Но все говорит, говорит. И как бы откашливается.
– Э-э! Э-э.
И вдруг сразу оборвал. И обычным голосом:
– Который же час? У тебя есть часы? Как! Двадцать минут. Как же это я...
Держа в руке свои маленькие золотые часы, идет к двери и говорит:
– Ну, прощай... Ты посвети мне. До лестницы. Нет, лампу возьми. А там я уж со свечой.
Его свеча в высоком подсвечнике прыгает, когда он зажигает ее.
– Здравствуйте, ваше превосходительство. Как делишки во вверенном попечению вашему заведении?.. Эй, ты! Никого больше не принимать. После завтрака - карету. Ливрейного на козлы! Кушайте, ваше превосходительство.
Чуть привстал в кресле со спинкой высокой важный Корнут, руку через стол гостю протянул. И к старухе древней, в шелковом плате, в темном за столом сидящей, гость почтительно подошел.
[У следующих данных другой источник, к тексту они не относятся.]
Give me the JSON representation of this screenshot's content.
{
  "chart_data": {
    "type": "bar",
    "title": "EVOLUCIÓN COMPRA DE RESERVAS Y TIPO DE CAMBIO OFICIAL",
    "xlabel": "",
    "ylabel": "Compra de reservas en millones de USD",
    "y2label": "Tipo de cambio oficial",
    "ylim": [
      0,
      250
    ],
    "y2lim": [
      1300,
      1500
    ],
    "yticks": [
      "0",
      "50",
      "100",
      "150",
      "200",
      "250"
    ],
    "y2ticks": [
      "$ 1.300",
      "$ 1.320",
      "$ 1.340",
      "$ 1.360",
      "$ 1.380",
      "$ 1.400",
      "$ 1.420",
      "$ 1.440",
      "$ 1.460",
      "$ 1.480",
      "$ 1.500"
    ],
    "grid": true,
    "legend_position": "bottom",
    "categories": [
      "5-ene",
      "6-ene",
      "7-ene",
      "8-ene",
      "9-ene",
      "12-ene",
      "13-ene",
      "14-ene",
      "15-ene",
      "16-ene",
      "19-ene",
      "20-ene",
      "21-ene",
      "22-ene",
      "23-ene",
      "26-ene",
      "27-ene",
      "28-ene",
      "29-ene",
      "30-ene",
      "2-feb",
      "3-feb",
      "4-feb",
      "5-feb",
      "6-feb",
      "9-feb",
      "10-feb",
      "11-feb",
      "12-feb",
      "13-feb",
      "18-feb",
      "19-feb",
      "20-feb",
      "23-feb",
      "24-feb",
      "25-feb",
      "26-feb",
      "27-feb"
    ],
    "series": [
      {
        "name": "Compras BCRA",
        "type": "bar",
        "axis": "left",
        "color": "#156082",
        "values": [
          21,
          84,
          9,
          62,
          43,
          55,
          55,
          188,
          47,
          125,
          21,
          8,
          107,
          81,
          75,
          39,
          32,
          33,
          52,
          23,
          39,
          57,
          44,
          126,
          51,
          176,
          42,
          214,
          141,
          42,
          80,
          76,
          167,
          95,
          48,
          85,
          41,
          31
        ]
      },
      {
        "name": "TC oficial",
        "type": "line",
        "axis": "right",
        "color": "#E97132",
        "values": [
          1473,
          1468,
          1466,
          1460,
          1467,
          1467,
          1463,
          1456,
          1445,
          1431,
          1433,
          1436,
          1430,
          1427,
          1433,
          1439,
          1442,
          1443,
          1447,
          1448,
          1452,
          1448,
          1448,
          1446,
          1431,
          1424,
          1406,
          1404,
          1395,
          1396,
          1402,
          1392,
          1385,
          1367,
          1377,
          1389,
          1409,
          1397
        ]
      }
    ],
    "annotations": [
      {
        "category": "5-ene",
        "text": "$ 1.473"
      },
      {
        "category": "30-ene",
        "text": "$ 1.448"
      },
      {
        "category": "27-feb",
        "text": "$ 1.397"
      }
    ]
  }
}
– Как здравствуете, Домна Ефремовна?
Чуть пониже голову трясучую нянька склонила.
– Благодарствуй, батюшка!
А кресло ее такое же, как у барина ее, у Корнута Яковлевича. Остальным, кто за стол сядет, стулья поставлены с сафьянной обивкою, без локотников.
– Как же, Корнут Яковлевич? Может, мы и оформим обещание ваше... Благодетельное обещание ваше.
Это превосходительный после трудно придуманных слов многих, на которые никто не откликнулся.
– А вы уж лучше, ваше превосходительство, к ужину заезжайте. Тогда я по поручению Корнута Яковлевича и не то еще вам оформлю. А в настоящее время не до того нам.
Сказав, отпил и причмокнул нотариус Гервариус, на Корнута глаза скосил. Хозяин от стакана глаз не поднял. А в стакане красное вино. Усы покручивает.
Под дубовым потолком высоким молчание людей впитывают радостно стены, старыми гобеленами украшенные. Про те гобелены брат Макар не раз говаривал, не завидуя:
– Дрянь линючая. Выкинь! Ведь и тебе эти тряпки не нравятся.
Радостно помолчали теперь стены, тканьем старым украшенные, и услышали:
– А и взаправду, батюшка. Чего тебе здесь сейчас? Али не знаешь: день ноне особенный. К ночи жалуй, к ночи. К ночи вашего брата эк сколь ожидаем. Еще коли встрешь кого, сюда гони. Шампанским тебя угостим.